“Pirate Radio” director Richard Curtis (right) works with stars Philip Seymour Hoffman (left) and Rhys Ifans.Richard Curtis is one of the most prolific writers for the big and small screens.
The New Zealand-born writer, who moved to England at age 11, has written some of the best television comedies of the last couple decades — “Blackadder,” “Mr. Bean” and “The Vicar of Dibley.” He’s also written some of the most successful British romantic-comedy films — “Four Weddings and a Funeral,” “Notting Hill” and “Bridget Jones’s Diary.” He’s made plenty of forays into drama, such as the acclaimed television film “The Girl in the Cafe” and “The No. 1 Ladies’ Detective Agency.” Yet “Pirate Radio,” his latest project, is only the second feature he’s directed, after 2003’s “Love Actually.”
It’s not that Mr. Curtis doesn’t enjoy getting behind the camera. It’s that he’s simply too busy doing other things — and not just writing.

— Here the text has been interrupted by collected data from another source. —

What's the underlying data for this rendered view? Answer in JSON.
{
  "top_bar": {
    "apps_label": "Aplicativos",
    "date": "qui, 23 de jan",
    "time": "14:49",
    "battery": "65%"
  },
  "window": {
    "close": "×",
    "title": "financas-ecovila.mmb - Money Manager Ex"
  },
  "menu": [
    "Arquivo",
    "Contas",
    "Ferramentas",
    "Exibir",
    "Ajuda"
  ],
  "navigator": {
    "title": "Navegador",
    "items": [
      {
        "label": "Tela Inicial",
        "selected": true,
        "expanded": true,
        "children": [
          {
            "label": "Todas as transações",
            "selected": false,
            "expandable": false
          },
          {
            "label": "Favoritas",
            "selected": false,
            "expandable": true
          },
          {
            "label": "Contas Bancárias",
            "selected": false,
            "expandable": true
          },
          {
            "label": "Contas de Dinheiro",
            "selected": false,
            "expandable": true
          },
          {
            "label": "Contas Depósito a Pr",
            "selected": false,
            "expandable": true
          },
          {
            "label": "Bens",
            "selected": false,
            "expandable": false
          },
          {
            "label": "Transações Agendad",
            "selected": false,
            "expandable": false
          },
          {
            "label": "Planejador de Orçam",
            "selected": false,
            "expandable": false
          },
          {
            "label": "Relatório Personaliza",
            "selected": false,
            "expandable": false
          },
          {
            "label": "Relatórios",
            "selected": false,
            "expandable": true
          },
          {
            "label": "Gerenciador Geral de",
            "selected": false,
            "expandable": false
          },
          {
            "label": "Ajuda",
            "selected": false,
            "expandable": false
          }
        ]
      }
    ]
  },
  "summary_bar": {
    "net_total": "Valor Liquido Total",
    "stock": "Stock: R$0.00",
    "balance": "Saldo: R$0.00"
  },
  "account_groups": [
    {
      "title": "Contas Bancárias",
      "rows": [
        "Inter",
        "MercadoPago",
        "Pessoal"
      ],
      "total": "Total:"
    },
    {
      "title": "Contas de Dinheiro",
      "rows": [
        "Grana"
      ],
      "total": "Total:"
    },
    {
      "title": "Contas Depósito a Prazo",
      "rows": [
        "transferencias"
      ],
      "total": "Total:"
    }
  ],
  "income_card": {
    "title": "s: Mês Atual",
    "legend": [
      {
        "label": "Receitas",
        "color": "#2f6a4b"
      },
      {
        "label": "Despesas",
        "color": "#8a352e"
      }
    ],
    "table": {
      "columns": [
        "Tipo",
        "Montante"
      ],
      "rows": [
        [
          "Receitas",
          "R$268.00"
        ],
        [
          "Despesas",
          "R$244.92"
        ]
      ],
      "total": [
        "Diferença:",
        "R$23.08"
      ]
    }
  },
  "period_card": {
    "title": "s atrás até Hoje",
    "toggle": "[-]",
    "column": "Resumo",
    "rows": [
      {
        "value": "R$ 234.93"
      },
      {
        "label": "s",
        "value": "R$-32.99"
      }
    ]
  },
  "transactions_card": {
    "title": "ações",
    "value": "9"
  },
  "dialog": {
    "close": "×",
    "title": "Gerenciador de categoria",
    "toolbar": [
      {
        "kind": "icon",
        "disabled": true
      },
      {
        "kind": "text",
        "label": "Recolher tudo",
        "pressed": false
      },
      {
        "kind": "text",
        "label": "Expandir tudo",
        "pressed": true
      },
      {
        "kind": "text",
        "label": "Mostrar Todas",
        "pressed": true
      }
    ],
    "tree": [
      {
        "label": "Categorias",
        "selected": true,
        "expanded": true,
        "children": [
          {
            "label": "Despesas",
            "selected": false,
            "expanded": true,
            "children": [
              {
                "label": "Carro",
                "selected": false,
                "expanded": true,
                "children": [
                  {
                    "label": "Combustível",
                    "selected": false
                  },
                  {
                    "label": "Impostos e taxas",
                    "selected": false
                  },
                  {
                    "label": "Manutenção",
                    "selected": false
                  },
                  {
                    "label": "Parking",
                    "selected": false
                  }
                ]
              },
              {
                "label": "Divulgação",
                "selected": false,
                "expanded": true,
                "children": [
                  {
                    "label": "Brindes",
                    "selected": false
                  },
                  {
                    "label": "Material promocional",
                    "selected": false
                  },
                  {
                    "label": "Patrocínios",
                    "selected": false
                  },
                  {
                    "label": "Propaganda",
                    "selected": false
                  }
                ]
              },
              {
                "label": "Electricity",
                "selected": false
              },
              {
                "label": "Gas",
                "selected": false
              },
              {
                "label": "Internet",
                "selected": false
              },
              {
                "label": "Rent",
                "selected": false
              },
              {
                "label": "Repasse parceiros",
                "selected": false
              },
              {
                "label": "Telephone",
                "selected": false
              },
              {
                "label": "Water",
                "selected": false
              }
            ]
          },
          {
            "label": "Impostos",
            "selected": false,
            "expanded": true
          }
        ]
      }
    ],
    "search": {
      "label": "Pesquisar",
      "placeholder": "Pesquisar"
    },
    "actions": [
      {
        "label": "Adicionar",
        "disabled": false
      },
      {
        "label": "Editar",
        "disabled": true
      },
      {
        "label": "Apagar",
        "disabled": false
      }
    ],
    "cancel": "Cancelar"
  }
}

“Because of Comic Relief, I have a sort of half-speed career,” he says on a recent visit to the District. The 51-year-old filmmaker founded the charity in 1985. “Oddly enough, I got involved by mistake. I met a girl at dinner who was going to Ethiopia or Sudan during the famine in 1985. And I’d had a glass of wine too many and said, ‘If you want some company, I’ll come.’” He admits that he had hoped to spend some time with the girl, but the charity involved thought they should spread their time around, so she went to Sudan and he went to Ethiopia. He had been raised partly in the Philippines, so he had seen poverty, but that hadn’t prepared him for famine-era Africa.
“Once you’ve seen something like I saw in Ethiopia in 1985, it’s very difficult to not have your priorities shifted,” he says.
His first charity television program raised $30 million. “After that, it’s been difficult to give it up,” he reports. “I gave up writing completely for 2004-2005, when we did Live 8 and the Make Poverty History campaign.”
In fact, Mr. Curtis was in Washington not to promote his new film, but to hear a speech by Microsoft philanthropists Bill and Melinda Gates. “I look forward to directing, but it’ll probably be only once every three or four years,” he says. He’s very humble about his work and says he and those with whom he works are just doing what regular folks would do given the chance.
Mr. Curtis obviously takes great pleasure in his charitable work, but “Pirate Radio,” which is about a pirate radio ship off the coast of Britain that broadcasts the rock ‘n’ roll the BBC ignores, enabled him to work on something for which he really feels an affinity.
“Pop music has always been my first love. I love my girlfriend, but not as much as I love the Kings of Convenience,” he says with a smile of his longtime partner, Emma Freud.
The film is about 80 percent true, the director says. “There was this astonishing mismatch between supply and demand in 1964 in England,” he says, explaining that despite the country producing “the greatest pop music,” no more than “three songs a day were played on the official BBC radio, because the radio was run by 50-year-olds who were still interested in Johnny Mathis.”